Mise en scène de Mauricio Garcia Lozano.
Avec Marie-France Lambert et Normand D’Amour. Au Théâtre d’Aujourd’hui, du 12 mars au 6 avril 2002.
Habitant au 33e étage d’un immeuble vide, une jeune femme seule a posé des affiches dans la ville pour trouver quelque chose de bien précis pour combler sa vie : un homme qui pourra l’intéresser, l’émouvoir et la séduire. Celle qui se décrit aussi comme une jeune héritière promet une récompense substantielle à celui qui réussira là où tous les autres ont échoué auparavant. Jean, un chasseur de primes, se présentera, sûr de pouvoir y arriver.
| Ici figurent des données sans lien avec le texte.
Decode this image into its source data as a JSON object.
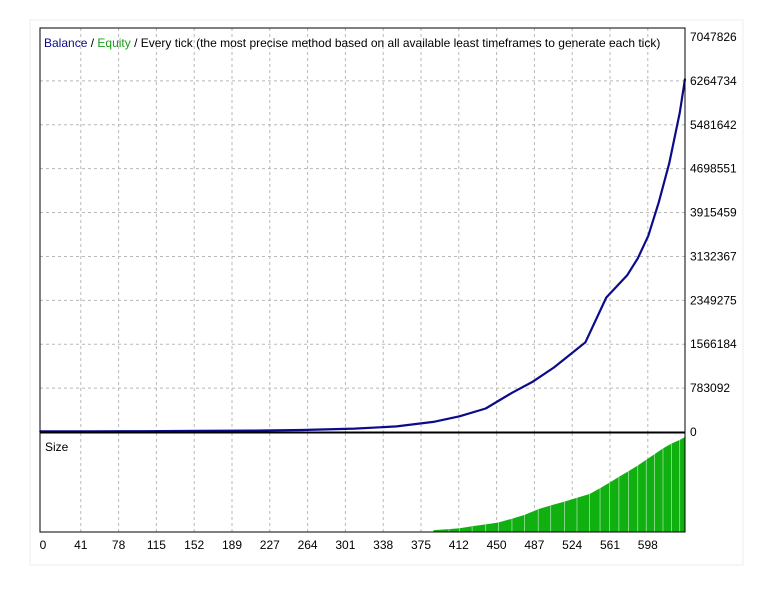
{
  "title": {
    "balance": "Balance",
    "sep1": " / ",
    "equity": "Equity",
    "rest": " / Every tick (the most precise method based on all available least timeframes to generate each tick)"
  },
  "colors": {
    "balance": "#0b0b8c",
    "equity": "#1a9e1a",
    "size_fill": "#10b010",
    "grid": "#b8b8b8",
    "frame": "#000000"
  },
  "chart_data": [
    {
      "type": "line",
      "series": [
        {
          "name": "Balance",
          "x": [
            0,
            50,
            100,
            150,
            200,
            250,
            300,
            340,
            375,
            400,
            425,
            450,
            470,
            490,
            500,
            520,
            540,
            560,
            570,
            580,
            590,
            600,
            610,
            615
          ],
          "values": [
            10000,
            12000,
            15000,
            20000,
            25000,
            35000,
            60000,
            100000,
            180000,
            280000,
            420000,
            700000,
            900000,
            1150000,
            1300000,
            1600000,
            2400000,
            2800000,
            3100000,
            3500000,
            4100000,
            4800000,
            5700000,
            6300000
          ]
        }
      ],
      "xlim": [
        0,
        615
      ],
      "ylim": [
        0,
        7047826
      ],
      "y_ticks": [
        "0",
        "783092",
        "1566184",
        "2349275",
        "3132367",
        "3915459",
        "4698551",
        "5481642",
        "6264734",
        "7047826"
      ],
      "grid": true
    },
    {
      "type": "bar",
      "title": "Size",
      "x": [
        375,
        390,
        400,
        412,
        425,
        437,
        450,
        462,
        475,
        487,
        500,
        512,
        524,
        534,
        543,
        552,
        561,
        570,
        578,
        586,
        594,
        602,
        610,
        615
      ],
      "values": [
        0.02,
        0.03,
        0.04,
        0.06,
        0.08,
        0.1,
        0.14,
        0.18,
        0.24,
        0.28,
        0.32,
        0.36,
        0.4,
        0.46,
        0.52,
        0.58,
        0.64,
        0.7,
        0.76,
        0.82,
        0.88,
        0.93,
        0.97,
        1.0
      ],
      "xlim": [
        0,
        615
      ],
      "x_ticks": [
        "0",
        "41",
        "78",
        "115",
        "152",
        "189",
        "227",
        "264",
        "301",
        "338",
        "375",
        "412",
        "450",
        "487",
        "524",
        "561",
        "598"
      ],
      "grid": true
    }
  ]
}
S’ensuivra une joute où chacun veut tirer son épingle du jeu, mais doit se rendre aussi à l’évidence qu’il est impossible de jouer cette partie sans y mettre vraiment de soi et que l’autre découvre un peu de ce qu’on est au fond.
Ce texte que Carole Fréchette a mis tant de temps à finaliser est bien écrit et fait l’autopsie de plusieurs états d’âme masculins et féminins, mais surtout, de la difficulté à communiquer entre les humains, thème cher à son œuvre théâtrale en général.
Pleine d’humour, mais avec ses touches de profondeur, cette pièce est défendue par deux excellents comédiens. Marie-France Lambert interprète un personnage de femme-enfant qui ment pour se rendre intéressante, mais qui se révélera tout autre que ce qu’elle veut bien montrer d’elle-même. Elle livre ici une solide interprétation, à la fois ludique et touchante, par les jeux que joue son personnage derrière lesquels se cachent sa solitude et son extrême besoin d’amour.
Normand D’amour est comme toujours très crédible dans ce rôle d’homme qui utilise son charme et son pouvoir de conviction dans un but mercantile et tente de rester en contrôle de lui-même et de la situation. Tous les rouages de la rencontre entre deux êtres qui ne visent pas la même chose et arrivent à ce rendez-vous déjà remplis de prémisses reliés à leur passé respectif, sont mis en perspective. La scénographie minimaliste, mais qui nous réserve quelques belles surprises, et la mise en scène toute simple, servent bien ce texte subtil et plein de charme d’une auteure de chez-nous dont on comprend bien pourquoi elle est de plus en plus jouée à travers le monde.